冒頭にも示したように、世帯単位でみると高齢化は人口の状況以上に進んでおり、マクロでの個人消費においては世帯主60歳以上の世帯が4割を占めるなど、国内消費の上で高齢世帯の存在感はかつてないほどに高まっている。前述のとおり、高齢世帯における消費は就業状態により異なり、勤労者世帯ではこの5年間、概ね水準を維持していたものの、70歳以上の無職世帯では減少傾向にあり、こうした消費動向の背景には就労による収入や公的年金給付といった所得水準の変化があることがうかがえた。無職世帯を中心とした高齢層における主要な収入源である公的年金については、引き続き給付の抑制が進む見込みであることを踏まえれば、今後、物価水準の上昇が見込まれるなかでは、高齢層の消費はさらに抑制的にならざるを得ず、マクロの個人消費に対しても下押し圧力として働くことになろう。
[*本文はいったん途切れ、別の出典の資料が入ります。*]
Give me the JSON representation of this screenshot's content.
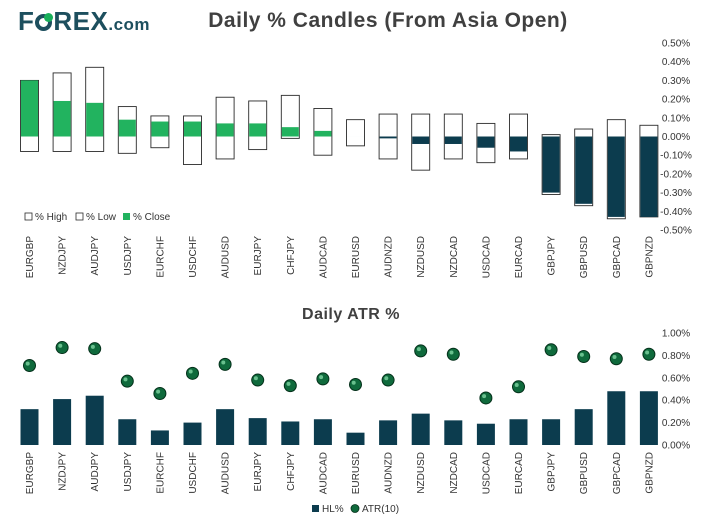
{
  "brand": {
    "logo_prefix": "F",
    "logo_suffix": "REX",
    "logo_domain": ".com",
    "logo_color": "#1d4f5e",
    "logo_accent": "#18b05a"
  },
  "colors": {
    "green": "#22b35f",
    "navy": "#0c3c4e",
    "white": "#ffffff",
    "outline": "#2a2a2a",
    "text": "#333333",
    "title": "#404040"
  },
  "chart_data": [
    {
      "type": "candlestick",
      "title": "Daily % Candles (From Asia Open)",
      "categories": [
        "EURGBP",
        "NZDJPY",
        "AUDJPY",
        "USDJPY",
        "EURCHF",
        "USDCHF",
        "AUDUSD",
        "EURJPY",
        "CHFJPY",
        "AUDCAD",
        "EURUSD",
        "AUDNZD",
        "NZDUSD",
        "NZDCAD",
        "USDCAD",
        "EURCAD",
        "GBPJPY",
        "GBPUSD",
        "GBPCAD",
        "GBPNZD"
      ],
      "series": [
        {
          "name": "% High",
          "values": [
            0.3,
            0.34,
            0.37,
            0.16,
            0.11,
            0.11,
            0.21,
            0.19,
            0.22,
            0.15,
            0.09,
            0.12,
            0.12,
            0.12,
            0.07,
            0.12,
            0.01,
            0.04,
            0.09,
            0.06
          ]
        },
        {
          "name": "% Low",
          "values": [
            -0.08,
            -0.08,
            -0.08,
            -0.09,
            -0.06,
            -0.15,
            -0.12,
            -0.07,
            -0.01,
            -0.1,
            -0.05,
            -0.12,
            -0.18,
            -0.12,
            -0.14,
            -0.12,
            -0.31,
            -0.37,
            -0.44,
            -0.43
          ]
        },
        {
          "name": "% Close",
          "values": [
            0.3,
            0.19,
            0.18,
            0.09,
            0.08,
            0.08,
            0.07,
            0.07,
            0.05,
            0.03,
            0.0,
            -0.01,
            -0.04,
            -0.04,
            -0.06,
            -0.08,
            -0.3,
            -0.36,
            -0.43,
            -0.43
          ]
        }
      ],
      "y_ticks": [
        "0.50%",
        "0.40%",
        "0.30%",
        "0.20%",
        "0.10%",
        "0.00%",
        "-0.10%",
        "-0.20%",
        "-0.30%",
        "-0.40%",
        "-0.50%"
      ],
      "ylim": [
        -0.5,
        0.5
      ],
      "legend": [
        "% High",
        "% Low",
        "% Close"
      ],
      "legend_position": "bottom-left"
    },
    {
      "type": "bar",
      "title": "Daily ATR %",
      "categories": [
        "EURGBP",
        "NZDJPY",
        "AUDJPY",
        "USDJPY",
        "EURCHF",
        "USDCHF",
        "AUDUSD",
        "EURJPY",
        "CHFJPY",
        "AUDCAD",
        "EURUSD",
        "AUDNZD",
        "NZDUSD",
        "NZDCAD",
        "USDCAD",
        "EURCAD",
        "GBPJPY",
        "GBPUSD",
        "GBPCAD",
        "GBPNZD"
      ],
      "series": [
        {
          "name": "HL%",
          "values": [
            0.32,
            0.41,
            0.44,
            0.23,
            0.13,
            0.2,
            0.32,
            0.24,
            0.21,
            0.23,
            0.11,
            0.22,
            0.28,
            0.22,
            0.19,
            0.23,
            0.23,
            0.32,
            0.48,
            0.48
          ]
        },
        {
          "name": "ATR(10)",
          "values": [
            0.71,
            0.87,
            0.86,
            0.57,
            0.46,
            0.64,
            0.72,
            0.58,
            0.53,
            0.59,
            0.54,
            0.58,
            0.84,
            0.81,
            0.42,
            0.52,
            0.85,
            0.79,
            0.77,
            0.81
          ]
        }
      ],
      "y_ticks": [
        "1.00%",
        "0.80%",
        "0.60%",
        "0.40%",
        "0.20%",
        "0.00%"
      ],
      "ylim": [
        0,
        1.0
      ],
      "legend": [
        "HL%",
        "ATR(10)"
      ],
      "legend_position": "bottom-center"
    }
  ]
}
ただし高齢世帯のなかでも勤労者世帯では年代によらず無職世帯より支出額が多くなっているほか、無職世帯でも高資産層や有価証券保有層では、低資産層や非保有層に比べより多くの貯蓄を取り崩して消費に回していた。これらの結果は、足下で進む高齢層の労働市場への参加や、各種の投資促進に向けた政策を通じて高齢者の所得・資産の増加を促すことが、高齢層における消費の拡大にも寄与する可能性があることを意味している。

まもなく世帯数もピークを迎え減少に転じることが予測されるなか、国内消費における高齢層の存在感はさらに高まっていくものと思われる。国内消費の拡大に向けては、これら高齢者の消費意欲を高めていくための方策が求められているといえよう。